A small, throaty cry was her answer.

He brushed his fingertips over her thighs, pressing lightly. Her legs shifted until they no longer protected her from a more intimate caress. When he traced the shadowed crease between her legs, he felt her pleasure as a hot kiss over his fingertips. The heady fragrance of her response sank into him
like sweet talons, raking him into an arousal that was pain and pleasure savagely combined.

Before Reno realized what he was doing, he had unfastened his pants. When he realized how close he was to taking Eve, he rolled away and surged to his feet in a single movement.
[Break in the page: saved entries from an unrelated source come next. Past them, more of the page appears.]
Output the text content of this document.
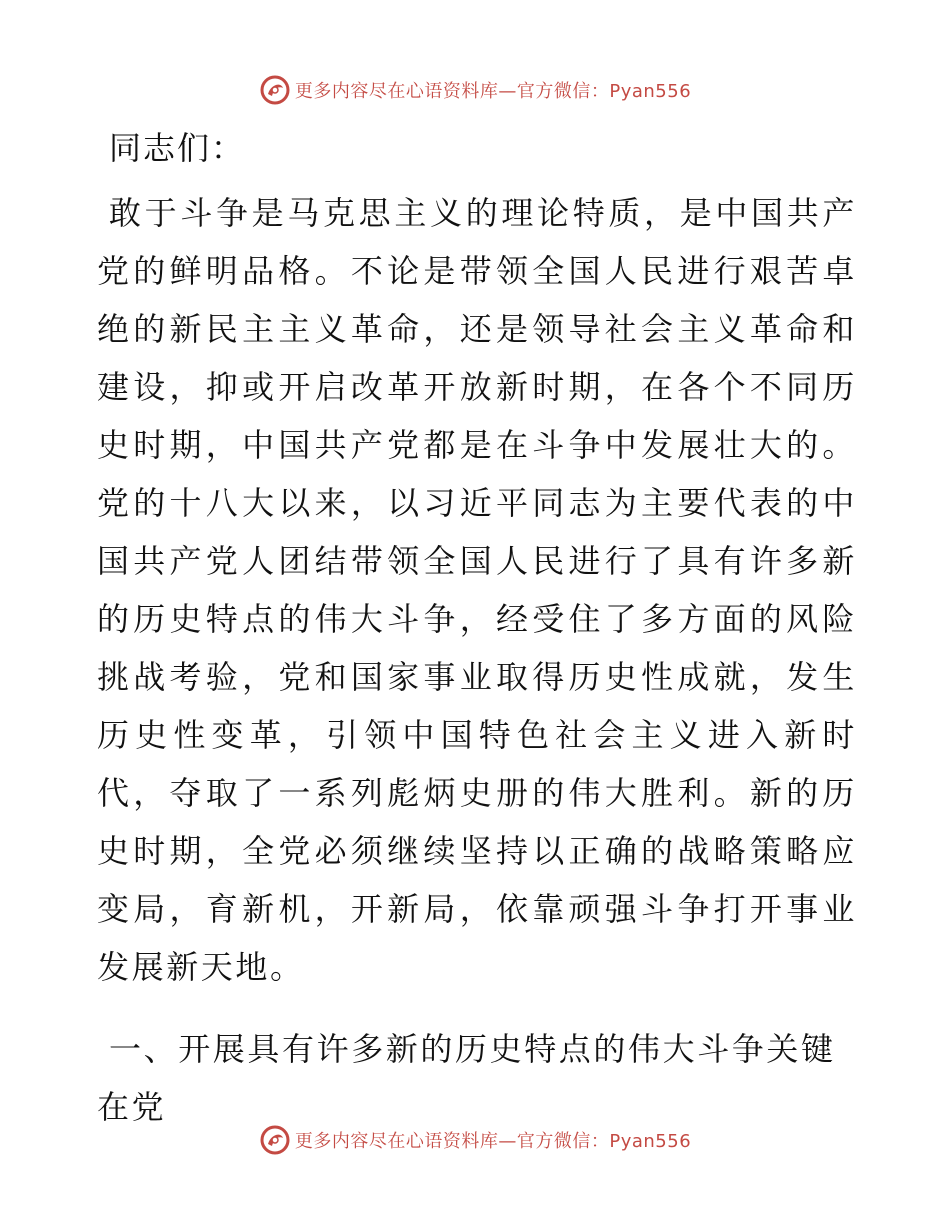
更多内容尽在心语资料库—官方微信：Pyan556

同志们：

敢于斗争是马克思主义的理论特质，是中国共产党的鲜明品格。不论是带领全国人民进行艰苦卓绝的新民主主义革命，还是领导社会主义革命和建设，抑或开启改革开放新时期，在各个不同历史时期，中国共产党都是在斗争中发展壮大的。党的十八大以来，以习近平同志为主要代表的中国共产党人团结带领全国人民进行了具有许多新的历史特点的伟大斗争，经受住了多方面的风险挑战考验，党和国家事业取得历史性成就，发生历史性变革，引领中国特色社会主义进入新时代，夺取了一系列彪炳史册的伟大胜利。新的历史时期，全党必须继续坚持以正确的战略策略应变局，育新机，开新局，依靠顽强斗争打开事业发展新天地。

一、开展具有许多新的历史特点的伟大斗争关键在党

更多内容尽在心语资料库—官方微信：Pyan556
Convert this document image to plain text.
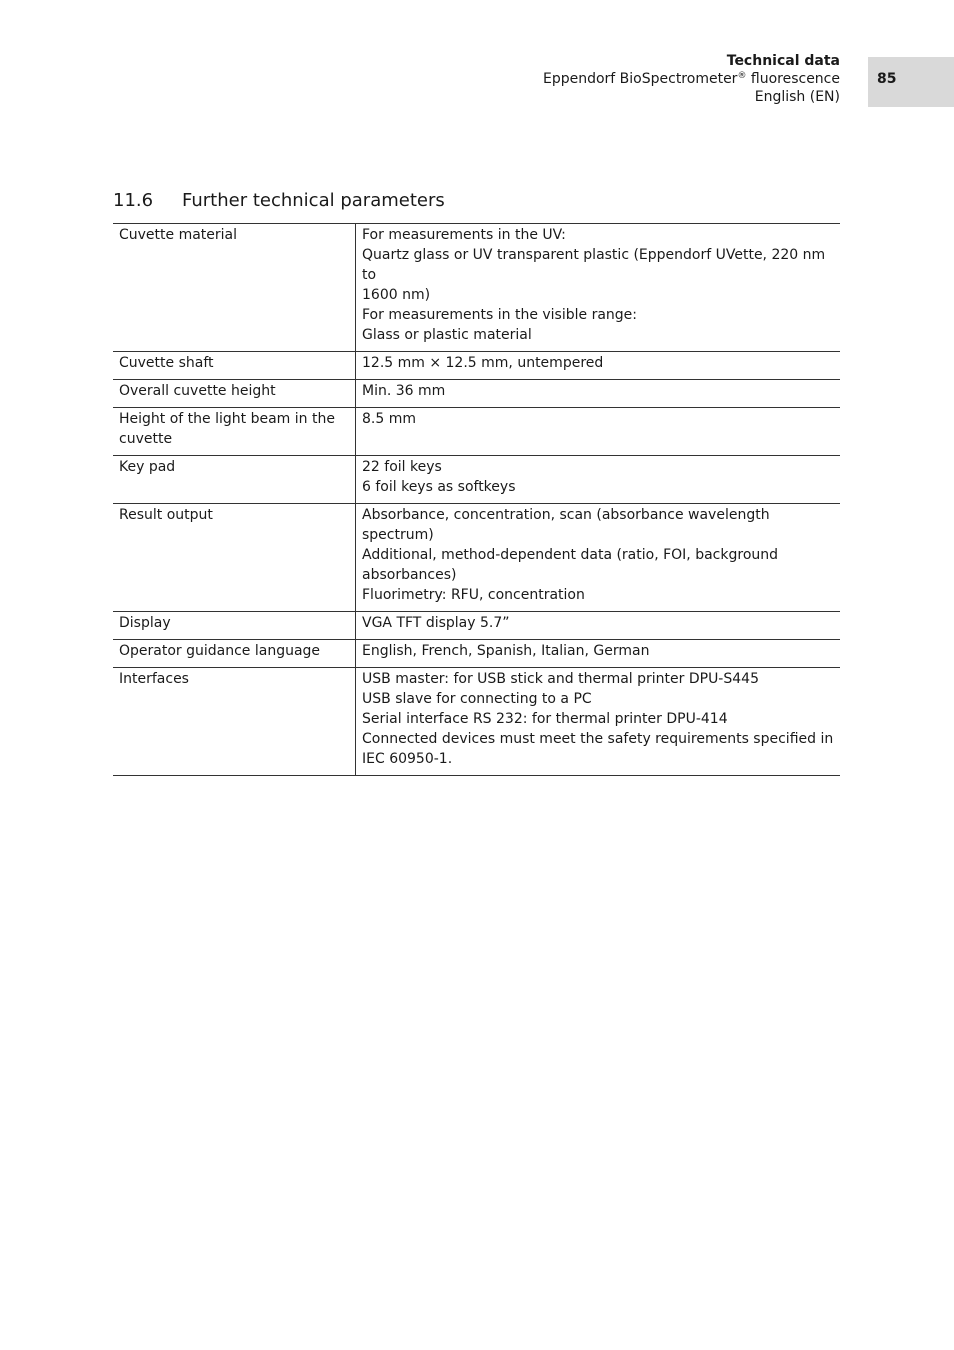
Technical data
Eppendorf BioSpectrometer® fluorescence
English (EN)
85
11.6 Further technical parameters
Cuvette material	For measurements in the UV:
Quartz glass or UV transparent plastic (Eppendorf UVette, 220 nm to
1600 nm)
For measurements in the visible range:
Glass or plastic material

Cuvette shaft	12.5 mm × 12.5 mm, untempered

Overall cuvette height	Min. 36 mm

Height of the light beam in the
cuvette	8.5 mm

Key pad	22 foil keys
6 foil keys as softkeys

Result output	Absorbance, concentration, scan (absorbance wavelength spectrum)
Additional, method-dependent data (ratio, FOI, background
absorbances)
Fluorimetry: RFU, concentration

Display	VGA TFT display 5.7”

Operator guidance language	English, French, Spanish, Italian, German

Interfaces	USB master: for USB stick and thermal printer DPU-S445
USB slave for connecting to a PC
Serial interface RS 232: for thermal printer DPU-414
Connected devices must meet the safety requirements specified in
IEC 60950-1.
Fists clenched at his side, he breathed hard and fast, as though he had run for miles to get where he was. He looked down at the girl lying at his feet, watching him with night-darkened eyes. The quick rise and fall of her breasts with each breath she took made him want to tear off his few clothes and bury himself in her.

The violence of Reno’s need was greater now than it had been when he first took Eve. The knowledge shocked him. He shouldn’t want her that much. He had sworn never to want a woman that much again.

“Reno?” Eve whispered.

“I’m afraid of hurting you,” he said roughly. “I want you too damn much.”

She held out her arms.

“Eve…damn it…you don’t know what you’re doing!”

Yet Reno’s hands stripped away his clothes even as his mind told him to leave Eve alone until he was less aroused, more certain of his own control.

Through half-lowered eyelids, Eve watched Reno undress. His body gleamed with heat. Power rippled darkly beneath his skin each time he moved. When he peeled away the last of his clothing, the evidence of his arousal stood out boldly.

“Finally afraid?” Reno asked, his voice rough.

She shook her head.

“You should be,” he said flatly. “I’ve never wanted a woman like this.”

Eve’s only answer was a sinuous movement of
her body. Her hips lifted in silent plea.

Slowly Reno knelt between her legs.

“You don’t know…” he said, but he couldn’t finish.

“Then teach me,” she whispered.

With a word that was both profane and reverent, Reno reached for Eve. He forced himself to move slowly despite the hammering of his own blood. The back of his hands caressed her from ankle to inner thigh, sensitizing her skin and parting her legs even more. He tried to resist the scented temptation that opened to him, but he could not prevent himself from stroking her just once.

Eve was softer than silk, hotter, and she trembled at his touch. Reno eased his fingertip between the sleek petals. A fragrant, searing rain licked over him as he slid into her.

Slowly Reno withdrew, knowing that he was shaking and knowing there wasn’t a damn thing he could do about it. He hadn’t expected her to be so ready to take him, so hungry for the coupling that had hurt her before.

“I’ll try to be gentle,” Reno said through clenched teeth.

“I know,” Eve whispered. “But don’t try too hard. Cats have more than one life.”